Gift Aid pitfalls

Tax changes could mean a liability for donors who are no longer taxpayers. Charities should check the wording of their declaration form. 

The increases to the personal allowance in recent years have taken significant numbers of individuals out of income tax and the changes listed below have added to that trend:  
  • The increase in the starting rate band to £5,000 and the reduction of the savings rate to 0% from April 2015.

  • The introduction of the personal savings allowance of £1,000/£500/nil (depending on rate of tax paid) from April 2016.

  • The removal of the tax credit on dividends and the introduction of the £5,000 dividend nil rate band from April 2016. 

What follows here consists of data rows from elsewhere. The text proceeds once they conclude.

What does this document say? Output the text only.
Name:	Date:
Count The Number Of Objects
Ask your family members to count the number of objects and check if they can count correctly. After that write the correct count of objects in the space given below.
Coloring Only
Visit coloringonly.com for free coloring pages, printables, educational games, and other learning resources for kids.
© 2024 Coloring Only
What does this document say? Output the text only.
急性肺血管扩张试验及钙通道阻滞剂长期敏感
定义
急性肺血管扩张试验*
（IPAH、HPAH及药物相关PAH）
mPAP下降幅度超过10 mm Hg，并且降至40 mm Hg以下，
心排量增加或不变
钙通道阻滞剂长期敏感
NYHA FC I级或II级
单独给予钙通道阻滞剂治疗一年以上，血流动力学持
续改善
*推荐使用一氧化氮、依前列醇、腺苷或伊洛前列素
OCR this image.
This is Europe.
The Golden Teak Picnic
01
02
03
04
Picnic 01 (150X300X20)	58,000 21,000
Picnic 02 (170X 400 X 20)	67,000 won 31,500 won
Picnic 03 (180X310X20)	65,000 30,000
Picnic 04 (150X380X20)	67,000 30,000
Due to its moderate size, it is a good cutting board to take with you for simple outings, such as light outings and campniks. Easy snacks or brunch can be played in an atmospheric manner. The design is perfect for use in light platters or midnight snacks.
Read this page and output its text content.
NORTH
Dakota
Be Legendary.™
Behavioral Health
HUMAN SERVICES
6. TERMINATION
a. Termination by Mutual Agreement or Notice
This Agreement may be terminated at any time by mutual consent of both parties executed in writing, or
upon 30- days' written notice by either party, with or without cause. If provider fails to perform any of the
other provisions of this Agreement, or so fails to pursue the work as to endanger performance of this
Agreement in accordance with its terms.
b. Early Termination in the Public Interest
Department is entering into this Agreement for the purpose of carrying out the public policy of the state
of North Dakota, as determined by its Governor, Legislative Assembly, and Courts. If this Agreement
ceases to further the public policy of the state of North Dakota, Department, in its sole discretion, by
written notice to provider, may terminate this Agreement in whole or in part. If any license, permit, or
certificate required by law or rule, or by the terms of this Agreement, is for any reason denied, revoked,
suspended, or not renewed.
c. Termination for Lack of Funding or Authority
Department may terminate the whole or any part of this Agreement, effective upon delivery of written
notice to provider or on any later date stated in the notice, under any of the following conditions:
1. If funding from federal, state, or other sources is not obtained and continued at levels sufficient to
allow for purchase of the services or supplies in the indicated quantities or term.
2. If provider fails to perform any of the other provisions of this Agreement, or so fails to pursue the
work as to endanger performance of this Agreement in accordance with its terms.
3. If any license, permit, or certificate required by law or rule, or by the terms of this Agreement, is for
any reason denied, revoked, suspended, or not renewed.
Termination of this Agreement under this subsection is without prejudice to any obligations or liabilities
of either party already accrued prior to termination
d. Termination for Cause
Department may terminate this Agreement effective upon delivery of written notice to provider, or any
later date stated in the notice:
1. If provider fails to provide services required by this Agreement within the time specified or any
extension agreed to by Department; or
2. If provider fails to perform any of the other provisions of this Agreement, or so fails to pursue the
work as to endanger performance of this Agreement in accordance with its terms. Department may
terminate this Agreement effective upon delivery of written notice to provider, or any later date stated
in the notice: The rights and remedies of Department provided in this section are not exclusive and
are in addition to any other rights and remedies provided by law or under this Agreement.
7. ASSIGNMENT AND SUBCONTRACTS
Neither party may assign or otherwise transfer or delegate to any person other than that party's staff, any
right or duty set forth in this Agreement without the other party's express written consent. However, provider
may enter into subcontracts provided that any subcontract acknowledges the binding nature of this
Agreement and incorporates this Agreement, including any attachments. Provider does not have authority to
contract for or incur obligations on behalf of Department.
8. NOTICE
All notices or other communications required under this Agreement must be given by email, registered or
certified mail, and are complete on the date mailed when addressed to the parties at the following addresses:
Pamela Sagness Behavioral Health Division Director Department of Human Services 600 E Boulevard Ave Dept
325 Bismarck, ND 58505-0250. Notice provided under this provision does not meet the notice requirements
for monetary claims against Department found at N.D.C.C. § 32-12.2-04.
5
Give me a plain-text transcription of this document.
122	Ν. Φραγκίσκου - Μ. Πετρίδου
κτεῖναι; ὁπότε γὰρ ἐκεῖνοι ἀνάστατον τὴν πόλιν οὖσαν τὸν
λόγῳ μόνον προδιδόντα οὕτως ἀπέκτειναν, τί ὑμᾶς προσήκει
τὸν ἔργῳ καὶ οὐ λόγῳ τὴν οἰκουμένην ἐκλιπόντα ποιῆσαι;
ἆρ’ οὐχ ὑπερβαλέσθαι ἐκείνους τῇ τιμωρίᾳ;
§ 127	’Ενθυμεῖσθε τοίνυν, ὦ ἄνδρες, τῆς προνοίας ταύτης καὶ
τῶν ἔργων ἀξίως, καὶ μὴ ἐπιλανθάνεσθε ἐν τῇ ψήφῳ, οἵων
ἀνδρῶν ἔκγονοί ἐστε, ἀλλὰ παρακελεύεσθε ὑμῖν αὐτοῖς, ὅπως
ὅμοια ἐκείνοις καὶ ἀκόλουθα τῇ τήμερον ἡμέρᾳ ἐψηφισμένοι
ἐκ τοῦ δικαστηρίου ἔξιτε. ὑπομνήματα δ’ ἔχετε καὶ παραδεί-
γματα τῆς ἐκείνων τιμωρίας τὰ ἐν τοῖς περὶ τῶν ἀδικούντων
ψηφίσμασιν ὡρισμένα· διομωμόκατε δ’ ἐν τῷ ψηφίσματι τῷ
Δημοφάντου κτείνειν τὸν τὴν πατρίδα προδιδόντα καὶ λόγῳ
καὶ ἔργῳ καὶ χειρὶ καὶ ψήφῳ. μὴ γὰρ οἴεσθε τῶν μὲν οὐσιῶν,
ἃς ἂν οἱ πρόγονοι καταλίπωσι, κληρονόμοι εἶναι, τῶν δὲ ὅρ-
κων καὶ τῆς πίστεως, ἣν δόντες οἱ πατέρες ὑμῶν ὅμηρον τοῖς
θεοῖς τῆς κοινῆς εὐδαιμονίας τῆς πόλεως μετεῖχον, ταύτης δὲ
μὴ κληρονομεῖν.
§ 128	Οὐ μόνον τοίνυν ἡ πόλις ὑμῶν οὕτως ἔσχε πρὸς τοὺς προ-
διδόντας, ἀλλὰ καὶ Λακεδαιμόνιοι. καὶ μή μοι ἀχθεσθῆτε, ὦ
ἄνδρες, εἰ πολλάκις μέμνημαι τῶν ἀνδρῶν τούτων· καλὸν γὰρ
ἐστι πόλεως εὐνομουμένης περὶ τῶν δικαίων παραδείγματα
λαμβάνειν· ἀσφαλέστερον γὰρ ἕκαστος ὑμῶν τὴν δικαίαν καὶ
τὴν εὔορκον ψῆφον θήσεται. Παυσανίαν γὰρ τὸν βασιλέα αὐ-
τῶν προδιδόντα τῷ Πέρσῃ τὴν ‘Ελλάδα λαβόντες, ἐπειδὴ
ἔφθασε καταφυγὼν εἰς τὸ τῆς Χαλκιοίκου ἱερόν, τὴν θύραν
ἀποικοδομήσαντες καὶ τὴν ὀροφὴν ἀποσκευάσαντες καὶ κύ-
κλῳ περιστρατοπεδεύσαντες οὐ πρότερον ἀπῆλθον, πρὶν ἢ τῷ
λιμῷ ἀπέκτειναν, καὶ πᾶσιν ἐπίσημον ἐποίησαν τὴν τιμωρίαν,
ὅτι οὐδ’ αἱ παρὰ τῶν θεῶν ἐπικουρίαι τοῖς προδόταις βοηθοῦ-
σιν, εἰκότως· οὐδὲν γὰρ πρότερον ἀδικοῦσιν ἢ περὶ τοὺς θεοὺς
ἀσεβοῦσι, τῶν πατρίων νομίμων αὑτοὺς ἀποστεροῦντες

There is a risk that more people will now pay insufficient tax to cover their gift aid donations and will have a liability to make good any shortfall to HMRC. Individuals who are paying a small amount of, or no, tax should consider carefully whether to sign declarations for any new donations and whether they should withdraw existing declarations for ongoing donations. HMRC guidance for individuals is available: Tax relief when you donate to a charity.

HMRC has updated the gift aid declaration guidance and templates to make the non-taxpayer’s potential liability much clearer. Charities should check whether the wording they are using complies with the latest HMRC guidance from April 2016 as the charity may be liable if they reclaim gift aid and do not hold a valid declaration.

Agents may wish to alert their low income and charity clients to these risks.